Hello,
After our latest Kubernetes Update we experienced very frequent outages of the connection between checkmk and the Cluster collector:
Cluster collector version: 1.7.0, Nodes with container collectors: 3/3, Nodes with machine collectors: 3/3, Container Metrics: OK, Machine Metrics: Setup Error**CRIT**
or:
Cluster collector version: 1.7.0
Nodes with container collectors: 4/4
Nodes with machine collectors: 4/4
Container Metrics: OK
Machine Metrics: Setup Error(Failure to establish a connection to cluster collector at URL [<redacted>](https://<redacted>/machine_sections) )**CRIT**
Node: <redacted>(Container Metrics: Checkmk_kube_agent v1.7.0, cadvisor_version v0.47.2; Machine Sections: Checkmk_kube_agent v1.7.0, checkmk_agent_version 2.2.0p12)

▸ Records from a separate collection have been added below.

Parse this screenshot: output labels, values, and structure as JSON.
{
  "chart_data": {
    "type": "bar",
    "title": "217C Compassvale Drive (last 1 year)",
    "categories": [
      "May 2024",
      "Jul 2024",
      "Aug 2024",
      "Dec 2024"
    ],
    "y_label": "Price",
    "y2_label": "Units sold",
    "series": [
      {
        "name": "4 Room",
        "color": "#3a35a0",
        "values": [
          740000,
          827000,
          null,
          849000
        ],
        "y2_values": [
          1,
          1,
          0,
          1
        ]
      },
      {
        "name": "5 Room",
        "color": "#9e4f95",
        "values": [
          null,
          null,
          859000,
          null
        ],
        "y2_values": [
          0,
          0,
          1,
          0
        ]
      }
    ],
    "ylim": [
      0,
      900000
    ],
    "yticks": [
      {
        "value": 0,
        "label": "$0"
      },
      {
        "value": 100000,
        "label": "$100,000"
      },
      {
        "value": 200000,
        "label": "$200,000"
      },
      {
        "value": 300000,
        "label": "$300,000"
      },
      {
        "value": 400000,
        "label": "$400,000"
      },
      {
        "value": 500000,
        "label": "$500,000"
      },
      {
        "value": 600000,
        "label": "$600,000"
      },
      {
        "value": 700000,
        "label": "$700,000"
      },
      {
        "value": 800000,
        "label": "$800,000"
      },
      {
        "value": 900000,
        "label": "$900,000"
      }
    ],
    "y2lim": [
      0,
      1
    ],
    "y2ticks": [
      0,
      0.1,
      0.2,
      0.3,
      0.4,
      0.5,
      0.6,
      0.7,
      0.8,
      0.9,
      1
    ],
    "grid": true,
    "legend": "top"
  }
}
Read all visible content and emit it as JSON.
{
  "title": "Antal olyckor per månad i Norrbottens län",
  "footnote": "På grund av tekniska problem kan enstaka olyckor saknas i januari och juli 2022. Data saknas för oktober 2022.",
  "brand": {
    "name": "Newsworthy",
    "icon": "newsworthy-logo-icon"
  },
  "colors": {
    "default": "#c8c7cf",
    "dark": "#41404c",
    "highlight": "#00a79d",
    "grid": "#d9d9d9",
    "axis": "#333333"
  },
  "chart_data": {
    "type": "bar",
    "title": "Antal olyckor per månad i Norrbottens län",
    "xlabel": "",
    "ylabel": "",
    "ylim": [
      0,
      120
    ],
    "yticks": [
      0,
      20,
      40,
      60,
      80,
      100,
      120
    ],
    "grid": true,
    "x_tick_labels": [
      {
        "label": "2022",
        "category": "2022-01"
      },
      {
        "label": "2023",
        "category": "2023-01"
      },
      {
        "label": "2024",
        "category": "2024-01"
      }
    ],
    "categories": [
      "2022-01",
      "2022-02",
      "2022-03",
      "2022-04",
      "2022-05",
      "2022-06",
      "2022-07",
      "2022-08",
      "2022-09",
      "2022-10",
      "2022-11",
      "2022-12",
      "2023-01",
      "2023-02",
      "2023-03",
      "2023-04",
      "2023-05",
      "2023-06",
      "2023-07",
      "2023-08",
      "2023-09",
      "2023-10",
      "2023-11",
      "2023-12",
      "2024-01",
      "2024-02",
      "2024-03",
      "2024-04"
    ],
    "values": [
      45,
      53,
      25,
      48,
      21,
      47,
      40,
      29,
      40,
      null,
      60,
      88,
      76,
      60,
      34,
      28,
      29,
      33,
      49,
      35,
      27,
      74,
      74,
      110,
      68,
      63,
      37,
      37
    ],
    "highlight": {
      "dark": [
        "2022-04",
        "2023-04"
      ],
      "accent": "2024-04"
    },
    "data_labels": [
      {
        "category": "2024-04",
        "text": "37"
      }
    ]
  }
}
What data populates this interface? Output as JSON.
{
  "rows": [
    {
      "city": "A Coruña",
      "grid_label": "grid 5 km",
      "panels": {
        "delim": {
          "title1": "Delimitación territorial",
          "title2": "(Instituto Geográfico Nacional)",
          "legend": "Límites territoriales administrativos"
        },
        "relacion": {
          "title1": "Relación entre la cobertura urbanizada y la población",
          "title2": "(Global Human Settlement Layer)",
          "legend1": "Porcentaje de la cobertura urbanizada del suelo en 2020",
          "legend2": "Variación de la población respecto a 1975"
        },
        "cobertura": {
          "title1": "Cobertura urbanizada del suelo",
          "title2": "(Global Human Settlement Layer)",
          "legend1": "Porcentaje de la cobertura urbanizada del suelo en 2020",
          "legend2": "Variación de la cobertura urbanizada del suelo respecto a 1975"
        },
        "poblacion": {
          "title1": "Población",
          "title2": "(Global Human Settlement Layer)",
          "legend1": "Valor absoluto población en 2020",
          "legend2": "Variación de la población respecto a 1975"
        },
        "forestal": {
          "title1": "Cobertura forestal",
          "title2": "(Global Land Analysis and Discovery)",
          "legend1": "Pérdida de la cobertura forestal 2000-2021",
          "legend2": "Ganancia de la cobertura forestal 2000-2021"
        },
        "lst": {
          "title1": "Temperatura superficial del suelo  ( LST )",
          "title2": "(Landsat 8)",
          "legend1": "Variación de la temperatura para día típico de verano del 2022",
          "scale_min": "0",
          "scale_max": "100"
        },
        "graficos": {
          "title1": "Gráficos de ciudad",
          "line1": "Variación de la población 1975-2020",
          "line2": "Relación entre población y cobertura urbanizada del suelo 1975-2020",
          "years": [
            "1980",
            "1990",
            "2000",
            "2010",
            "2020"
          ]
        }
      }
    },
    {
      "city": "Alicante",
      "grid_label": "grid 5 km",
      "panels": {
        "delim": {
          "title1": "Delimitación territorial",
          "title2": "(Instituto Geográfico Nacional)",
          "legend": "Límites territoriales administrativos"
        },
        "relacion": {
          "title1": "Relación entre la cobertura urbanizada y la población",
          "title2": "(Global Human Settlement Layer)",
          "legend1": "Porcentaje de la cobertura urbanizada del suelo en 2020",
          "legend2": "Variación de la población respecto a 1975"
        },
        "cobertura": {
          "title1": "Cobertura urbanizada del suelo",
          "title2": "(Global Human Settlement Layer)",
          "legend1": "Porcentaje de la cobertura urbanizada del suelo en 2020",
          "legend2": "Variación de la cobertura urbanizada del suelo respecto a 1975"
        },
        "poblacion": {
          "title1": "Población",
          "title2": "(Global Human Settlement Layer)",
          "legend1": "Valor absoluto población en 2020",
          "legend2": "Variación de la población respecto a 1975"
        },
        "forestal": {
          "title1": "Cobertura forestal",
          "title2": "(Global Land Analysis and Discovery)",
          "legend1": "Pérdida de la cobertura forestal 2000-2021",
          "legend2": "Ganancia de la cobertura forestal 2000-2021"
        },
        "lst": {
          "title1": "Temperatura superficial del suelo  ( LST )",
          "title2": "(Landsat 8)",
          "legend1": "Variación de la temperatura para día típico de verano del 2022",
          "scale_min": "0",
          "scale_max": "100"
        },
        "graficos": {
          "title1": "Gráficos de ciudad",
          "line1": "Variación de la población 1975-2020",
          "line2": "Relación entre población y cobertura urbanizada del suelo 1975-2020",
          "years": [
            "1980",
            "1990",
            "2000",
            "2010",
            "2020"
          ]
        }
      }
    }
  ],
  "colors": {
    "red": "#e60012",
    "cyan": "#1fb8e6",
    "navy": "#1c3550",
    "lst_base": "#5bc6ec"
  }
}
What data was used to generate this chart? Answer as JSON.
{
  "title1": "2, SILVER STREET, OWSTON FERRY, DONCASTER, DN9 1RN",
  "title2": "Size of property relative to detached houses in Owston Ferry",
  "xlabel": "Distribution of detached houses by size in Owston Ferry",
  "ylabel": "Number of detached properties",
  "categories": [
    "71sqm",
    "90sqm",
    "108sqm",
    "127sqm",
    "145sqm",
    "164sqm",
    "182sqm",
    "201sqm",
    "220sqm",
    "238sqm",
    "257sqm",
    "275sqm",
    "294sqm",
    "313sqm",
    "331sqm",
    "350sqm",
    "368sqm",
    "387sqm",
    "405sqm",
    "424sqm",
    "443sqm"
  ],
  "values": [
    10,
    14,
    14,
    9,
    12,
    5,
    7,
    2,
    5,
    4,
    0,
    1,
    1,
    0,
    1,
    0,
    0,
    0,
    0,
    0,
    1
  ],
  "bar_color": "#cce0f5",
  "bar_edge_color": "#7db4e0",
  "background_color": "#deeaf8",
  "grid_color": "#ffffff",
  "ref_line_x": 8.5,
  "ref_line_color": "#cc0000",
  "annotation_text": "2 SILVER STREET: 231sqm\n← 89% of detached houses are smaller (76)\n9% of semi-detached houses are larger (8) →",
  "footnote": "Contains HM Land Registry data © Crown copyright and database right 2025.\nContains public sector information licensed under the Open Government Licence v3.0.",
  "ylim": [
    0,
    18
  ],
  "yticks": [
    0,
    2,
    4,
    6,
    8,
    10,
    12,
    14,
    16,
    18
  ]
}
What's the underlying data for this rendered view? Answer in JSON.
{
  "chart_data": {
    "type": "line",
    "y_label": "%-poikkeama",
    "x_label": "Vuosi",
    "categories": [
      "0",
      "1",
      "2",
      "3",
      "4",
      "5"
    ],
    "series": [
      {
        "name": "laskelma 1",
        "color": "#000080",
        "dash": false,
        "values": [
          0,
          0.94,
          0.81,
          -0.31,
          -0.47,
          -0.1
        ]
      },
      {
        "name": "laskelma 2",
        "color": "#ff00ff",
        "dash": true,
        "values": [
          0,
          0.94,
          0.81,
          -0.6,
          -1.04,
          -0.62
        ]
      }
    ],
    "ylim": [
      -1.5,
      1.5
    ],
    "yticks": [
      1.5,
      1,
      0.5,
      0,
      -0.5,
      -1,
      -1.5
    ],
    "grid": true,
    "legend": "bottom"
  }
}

Node: <redacted>(Container Metrics: Checkmk_kube_agent v1.7.0, cadvisor_version v0.47.2; Machine Sections: Checkmk_kube_agent v1.7.0, checkmk_agent_version 2.2.0p12)
Node: <redacted>(Container Metrics: Checkmk_kube_agent v1.7.0, cadvisor_version v0.47.2; Machine Sections: Checkmk_kube_agent v1.7.0, checkmk_agent_version 2.2.0p12)
Node: <redacted>(Container Metrics: Checkmk_kube_agent v1.7.0, cadvisor_version v0.47.2; Machine Sections: Checkmk_kube_agent v1.7.0, checkmk_agent_version 2.2.0p12)
You can see the ouatges in the usage metrics of the memory ressources:
We did not managed to fix the error and tried Combinations of Kubernetes 1.27 and 1.28 with helm charts 1.5 and 1.7. The nodes after the Update user another VM Template containing the updated Kubernetes Version.
Our Checkmk has the Version 2.3.0p20.
Even with debugg logging, there are no clues. The pods are running flawlessly from what we can see in ArgoCD.
Best regards.